The original complaint alleges that the company misrepresented its financial outlook between the class period. During that period, company insiders sold Shaw shares at inflated prices, the complaint alleges, garnering proceeds in excess of $80 million. The complaint alleges that the company also sold $490 million of convertible zero coupon liquid option notes during that period. The company's revenue and earnings were inflated, the complaint says, because Shaw improperly established and drew on reserve accounts set up in connection with the acquisition of Stone & Webster Inc. and IT Group in 2002.

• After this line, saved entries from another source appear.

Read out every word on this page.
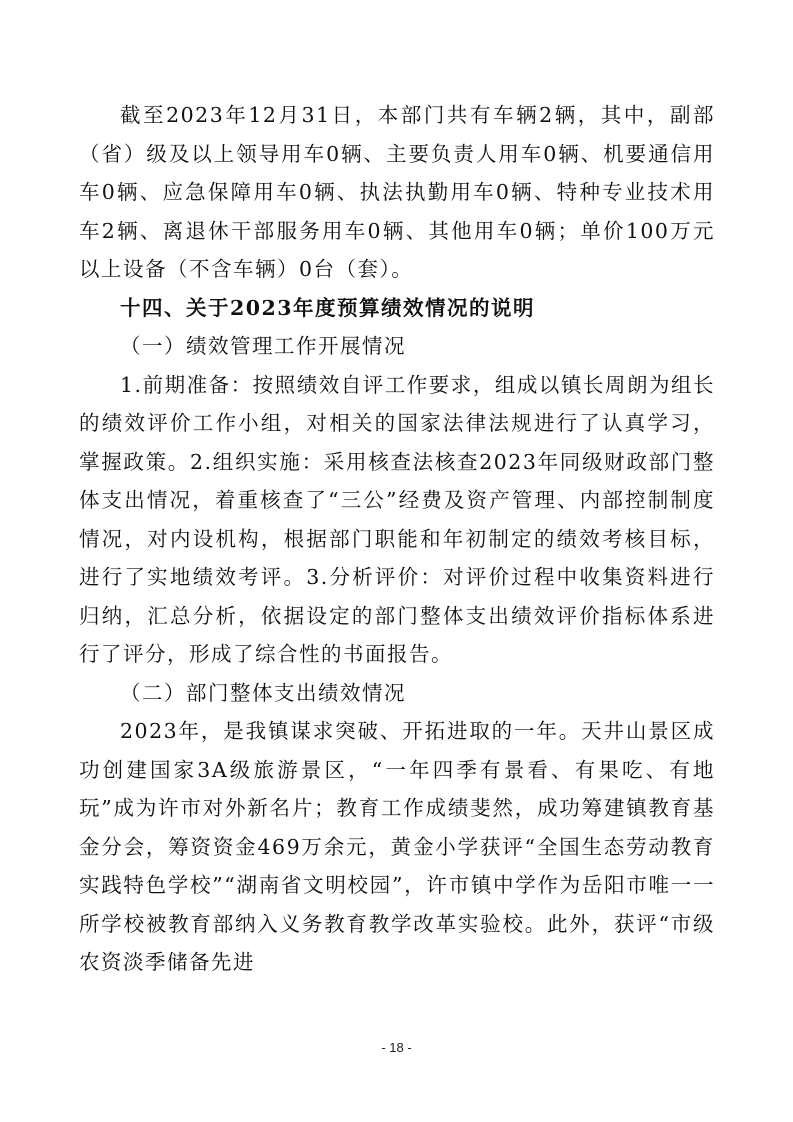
截至2023年12月31日，本部门共有车辆2辆，其中，副部（省）级及以上领导用车0辆、主要负责人用车0辆、机要通信用车0辆、应急保障用车0辆、执法执勤用车0辆、特种专业技术用车2辆、离退休干部服务用车0辆、其他用车0辆；单价100万元以上设备（不含车辆）0台（套）。

十四、关于2023年度预算绩效情况的说明

（一）绩效管理工作开展情况

1.前期准备：按照绩效自评工作要求，组成以镇长周朗为组长的绩效评价工作小组，对相关的国家法律法规进行了认真学习，掌握政策。2.组织实施：采用核查法核查2023年同级财政部门整体支出情况，着重核查了“三公”经费及资产管理、内部控制制度情况，对内设机构，根据部门职能和年初制定的绩效考核目标，进行了实地绩效考评。3.分析评价：对评价过程中收集资料进行归纳，汇总分析，依据设定的部门整体支出绩效评价指标体系进行了评分，形成了综合性的书面报告。

（二）部门整体支出绩效情况

2023年，是我镇谋求突破、开拓进取的一年。天井山景区成功创建国家3A级旅游景区，“一年四季有景看、有果吃、有地玩”成为许市对外新名片；教育工作成绩斐然，成功筹建镇教育基金分会，筹资资金469万余元，黄金小学获评“全国生态劳动教育实践特色学校”“湖南省文明校园”，许市镇中学作为岳阳市唯一一所学校被教育部纳入义务教育教学改革实验校。此外，获评“市级农资淡季储备先进

- 18 -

More specifically, the complaint alleges that such results were not prepared or reported in accordance with Generally Accepted Accounting Principles and deceived investors as to the Company's true performance, thereby artificially inflating the price of Shaw securities during the Class Period. Specifically, the complaint alleges that the defendants artificially inflated the Company's reported revenues and earnings by improperly establishing and drawing on reserve accounts established in connection with a series of large acquisitions, including the acquisition of Stone & Webster Inc. in July 2000 and the acquisition of The IT Group in May 2002. The complaint further alleges that defendants prematurely recognized revenue in violation of Shaw's own purported policies and Generally Accepted Accounting Principles, and that defendants failed to disclose the extent to which Shaw was vulnerable to changes in power generation market conditions.

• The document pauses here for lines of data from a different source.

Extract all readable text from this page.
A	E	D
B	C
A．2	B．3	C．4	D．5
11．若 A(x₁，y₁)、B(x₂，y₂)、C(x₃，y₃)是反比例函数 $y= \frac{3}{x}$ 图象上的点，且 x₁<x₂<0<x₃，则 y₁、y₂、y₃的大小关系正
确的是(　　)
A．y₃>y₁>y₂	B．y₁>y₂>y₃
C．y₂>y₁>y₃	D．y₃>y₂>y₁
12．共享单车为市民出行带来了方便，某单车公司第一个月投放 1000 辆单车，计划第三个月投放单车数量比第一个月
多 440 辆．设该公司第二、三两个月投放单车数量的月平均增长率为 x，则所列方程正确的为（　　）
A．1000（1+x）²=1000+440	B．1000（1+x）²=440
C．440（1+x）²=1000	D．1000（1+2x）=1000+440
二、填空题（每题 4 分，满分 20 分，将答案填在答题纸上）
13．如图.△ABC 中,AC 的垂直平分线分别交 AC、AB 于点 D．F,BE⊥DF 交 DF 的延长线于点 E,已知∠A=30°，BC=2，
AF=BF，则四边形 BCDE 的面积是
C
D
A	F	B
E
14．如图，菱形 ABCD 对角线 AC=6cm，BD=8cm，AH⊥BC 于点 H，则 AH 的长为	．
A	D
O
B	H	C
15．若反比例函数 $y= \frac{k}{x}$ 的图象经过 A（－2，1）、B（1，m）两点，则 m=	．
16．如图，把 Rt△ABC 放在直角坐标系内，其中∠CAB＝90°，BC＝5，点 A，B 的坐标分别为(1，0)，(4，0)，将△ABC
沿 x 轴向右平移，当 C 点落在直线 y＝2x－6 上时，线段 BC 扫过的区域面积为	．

The complaint further alleges that the truth about the company's performance emerged after the market closed on June 10, 2004 when Shaw announced that it had been notified by the SEC that the SEC was conducting an inquiry that appeared to focus on the Company's accounting for acquisitions. On this news, Shaw stock, which had traded at a class period high of $62.37, fell 12.4% from a closing price of $12.28 on June 10, 2004 to a closing price of $10.75 on the next trading day (June 14, 2004) on more than four times normal volume. During the class period, Company insiders sold Shaw shares at prices artificially inflated by defendants' materially false and misleading statements.
According to the Company’s Form 10-K for the fiscal year ended August 31, 2008, after the filing of the Thompson lawsuit, nine additional purported shareholder class action lawsuits were filed and other actions may also be commenced. All of these actions were consolidated under the Thompson caption in the (the District Court) District Court, and the District Court appointed a lead plaintiff to represent the members of the purported class. We filed a motion to dismiss the consolidated action, which was denied. We then moved to certify the matter for immediate appeal, which the District Court granted, and the U.S. Court of Appeals for the Fifth Circuit (the Fifth Circuit) granted leave to appeal. On July 29, 2008, the Fifth Circuit reversed the District Court’s denial of our motion to dismiss the consolidated action and remanded the consolidated action to the District Court with instructions to dismiss. The District Court entered its order dismissing the consolidated action on August 29, 2008.